A Timer is not necessary, but a Task is. Here is a more advanced solution that I use in some real code

using Gtk
using Dates

global canvasWidget
global state 

mutable struct CallbackState
  task::Union{Task,Nothing}
  cancelled::Bool
  startTime::DateTime
  canvas::GtkCanvas
end

function cancel(state::CallbackState)
  measState.cancelled = true
end

function callback(canvasWidget)
  state = CallbackState(nothing, false, now(), canvasWidget)
  state.task = Task(()->callbackInner(state))
  schedule(state.task)
  return state
end

function callbackInner(state::CallbackState)
    i = 0
    while !state.cancelled
        Gtk.draw(state.canvas)
        
        i+=1
        println("i=$(i)")

        if (now() - state.startTime).value > 10000
          state.cancelled = true
        end
        sleep(0.5)
    end
end


function drawColor(Widget)
    println("color")
    ctx = getgc(Widget)
    h = height(Widget)
    w = width(Widget)
    rectangle(ctx, 0, 0, w, h)
    set_source_rgb(ctx, rand(), rand(), rand())
    fill(ctx)
end

win = Gtk.Window("random colors")

boxV = Gtk.Box(:v)
push!(win,boxV)

button1 = Gtk.Button("change color 5x")
button2 = Gtk.Button("cancel")

function b_handler1(widget)
    println("button1")
    global canvasWidget
    global state
    state = callback(canvasWidget)
end

function b_handler2(widget)
    global state
    state.cancelled = true
end

signal_connect(b_handler1, button1, "clicked")
signal_connect(b_handler2, button2, "clicked")

push!(boxV,button1)
push!(boxV,button2)

canvasWidget = Gtk.Canvas(200,200)
canvasWidget.draw = drawColor
push!(boxV, canvasWidget)

Gtk.showall(win)

It allows you to spawn a Task and communicate with it using a struct. As an example I have implemented a cancel button to stop the task. In real code one should wrap the globals into a Ref so that things keep typestable.

1 Like

So the Task here still runs in a thread of its own? And how does the schedule(state.task) allow the Gtk.draw(state.canvas) to occur in a loop and not become frozen on its own even if the rest of the UI is not locked up on that thread?

It is interesting how you now can pass arguments to the Task function callback which in the docs does not allow for arguments to be passed: Task(()->callbackInner(state).
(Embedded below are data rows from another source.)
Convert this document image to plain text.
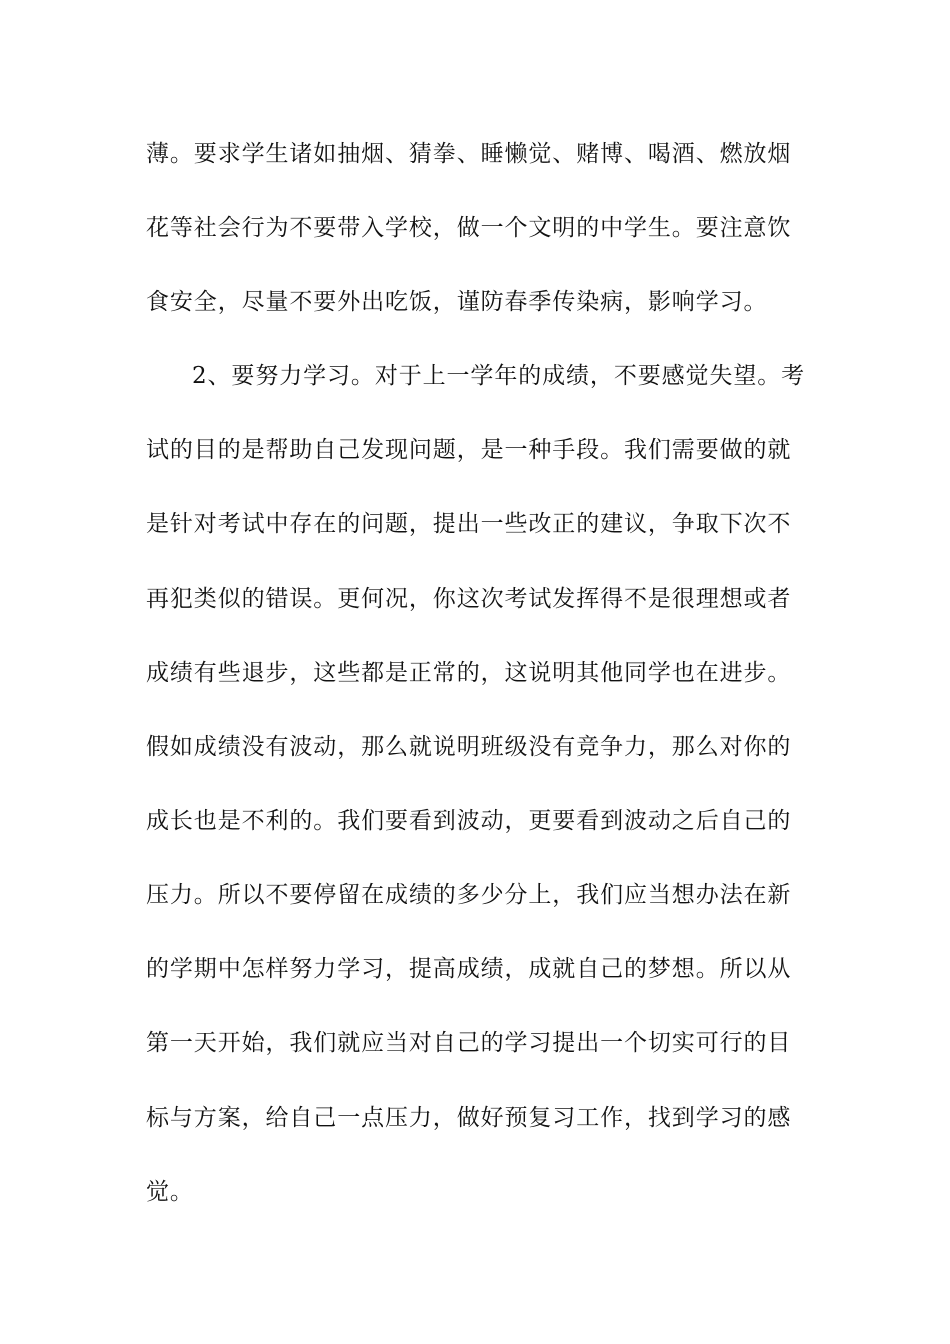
薄。要求学生诸如抽烟、猜拳、睡懒觉、赌博、喝酒、燃放烟
花等社会行为不要带入学校，做一个文明的中学生。要注意饮
食安全，尽量不要外出吃饭，谨防春季传染病，影响学习。
2、要努力学习。对于上一学年的成绩，不要感觉失望。考
试的目的是帮助自己发现问题，是一种手段。我们需要做的就
是针对考试中存在的问题，提出一些改正的建议，争取下次不
再犯类似的错误。更何况，你这次考试发挥得不是很理想或者
成绩有些退步，这些都是正常的，这说明其他同学也在进步。
假如成绩没有波动，那么就说明班级没有竞争力，那么对你的
成长也是不利的。我们要看到波动，更要看到波动之后自己的
压力。所以不要停留在成绩的多少分上，我们应当想办法在新
的学期中怎样努力学习，提高成绩，成就自己的梦想。所以从
第一天开始，我们就应当对自己的学习提出一个切实可行的目
标与方案，给自己一点压力，做好预复习工作，找到学习的感
觉。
The syntax, means that there is a lambda associated with that function call to Task?

It does not run on a thread but on a Task, which currently is a so-called “green-thread”. Green threads are running all on the same thread and are cooperating with each other by yielding, which means they need to go sleeping from time to time.

schedule actually just says that the Task can be started but it will not do so immediately. You can have a look at the manual where @async is described. What I am doing here is the same but the Task creation is not hidden in a macro.

Yes, Task wants a function without arguments. () ->callbackInner(state) creates such a function. You can also write tmp_func() = callbackInner(state) and pass that to the Task.